Cenk Tosun has been blazing a trail in the Turkish Süper Lig since swapping Eintracht Frankfurt for Gaziantepspor in January. After eight goals in nine league and cup outings, the 19-year-old German-born forward is set to complete the leap from Bundeliga reserve to senior international as Turkey host Austria in Tuesday's UEFA EURO 2012 Group A qualifier. He tells UEFA.com about his meteoric rise.
UEFA.com: You have committed to playing for Turkey although you represented Germany at youth level. Was it a difficult decision?
Cenk Tosun: It was not an easy decision. I was born and grew up in Germany but feel 100% Turkish. Talking with [Turkey coach] Guus Hiddink made a big impact on my decision. He said positive things, including how he wants to see me in the future. I also consulted my club president, coach and family before making a final decision.
I played for Germany from Under-15 to Under-21 level. That was proof of the special regard they hold me in – they had plans for me. But I always said I would pick Turkey in the end. I immediately called my Germany Under-21 coach [Rainer Adrion] after making up mind. He was obviously disappointed but everybody from that side was understanding.
UEFA.com: Turkey have gone four games without a goal. Are you the solution to the problem?
Cenk: Despite some quality forwards we have had problems in front of goal. I am 19 and hope to serve the national team for at least ten years, replicating my Gaziantepspor performance for the national team.
It would be great to have a career similar to Hakan Şükür, making my name known everywhere. He was an unbelievable player.
UEFA.com: Do you feel under pressure because of the high expectations?
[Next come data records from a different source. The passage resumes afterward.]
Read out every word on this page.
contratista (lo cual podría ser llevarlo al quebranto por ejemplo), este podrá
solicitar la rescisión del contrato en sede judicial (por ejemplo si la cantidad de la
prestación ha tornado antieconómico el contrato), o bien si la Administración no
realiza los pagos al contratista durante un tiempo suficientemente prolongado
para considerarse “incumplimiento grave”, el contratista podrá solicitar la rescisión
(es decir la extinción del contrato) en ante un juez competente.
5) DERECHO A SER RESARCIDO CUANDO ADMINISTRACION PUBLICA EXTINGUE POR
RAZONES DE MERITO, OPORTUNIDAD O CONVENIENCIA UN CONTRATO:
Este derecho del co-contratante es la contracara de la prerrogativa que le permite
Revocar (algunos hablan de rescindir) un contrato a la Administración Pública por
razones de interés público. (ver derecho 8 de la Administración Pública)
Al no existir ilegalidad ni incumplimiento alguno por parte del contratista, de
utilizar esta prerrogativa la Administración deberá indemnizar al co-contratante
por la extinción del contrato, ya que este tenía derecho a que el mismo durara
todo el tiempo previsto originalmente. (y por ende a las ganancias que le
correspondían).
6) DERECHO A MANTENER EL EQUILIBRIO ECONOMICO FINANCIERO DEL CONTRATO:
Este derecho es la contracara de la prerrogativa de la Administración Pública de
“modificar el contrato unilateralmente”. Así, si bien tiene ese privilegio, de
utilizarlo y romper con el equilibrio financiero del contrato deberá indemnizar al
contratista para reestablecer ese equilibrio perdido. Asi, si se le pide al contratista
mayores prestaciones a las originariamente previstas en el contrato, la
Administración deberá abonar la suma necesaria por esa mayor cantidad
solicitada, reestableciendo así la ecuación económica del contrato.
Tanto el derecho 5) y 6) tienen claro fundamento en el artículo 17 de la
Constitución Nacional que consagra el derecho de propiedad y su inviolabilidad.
Cenk: To be honest I don't. Gaziantepspor had problems in attack before signing me, a situation similar to our problem with the national team. I have confidence in myself after what I achieved for my club.
UEFA.com: What do you think about Austria?
Cenk: Normally, Austria are a very good team but they were quite poor against Belgium [on Friday], losing 2-0. I like Ümit Korkmaz, my former team-mate in Frankfurt. FC Twente's Mark Janko is also dangerous up front. Marko Arnautović, Martin Harnik and Zlatko Junuzović are other players to keep an eye on. Their attacking players are good.
UEFA.com: How do you see Turkey's UEFA EURO 2012 qualifying chances? (Hiddink's side are fourth in Group A, nine points behind leaders Germany.)
Cenk: We should be realistic and fight for second. Our fate is in our own hands. If we play to our potential no team can take it from us. Obviously there are hard games to come but we can do it.
UEFA.com: Within three years of turning professional, you have already risen to the senior national team. Did you expect such a dramatic rise?
Cenk: I had a two-year spell at Frankfurt under Michael Skibbe, but couldn't get enough first-team chances because the competition was so tough. Signing for Gaziantepspor was a turning point for me because it opened the way to the national team. I didn't expect it to be quite this fast but everything is working in my favour.
Coming to the camp at a very young age, working with a big coach and talented players – this is a huge step for me.
UEFA.com: Why Gaziantepspor?
Cenk: I had offers from various clubs in Germany, for both loans and permanent moves, but Gaziantepspor obviously valued me. They came to Frankfurt a lot to see me; Gaziantepspor president İbrahim Kızıl and coach Tolunay Kafkas phoned me almost every day. Deep down, I felt very close to them. Kafkas had already tried to sign me when he was in charge of Kayserispor but I was only 16 and it was too early to come to Turkey.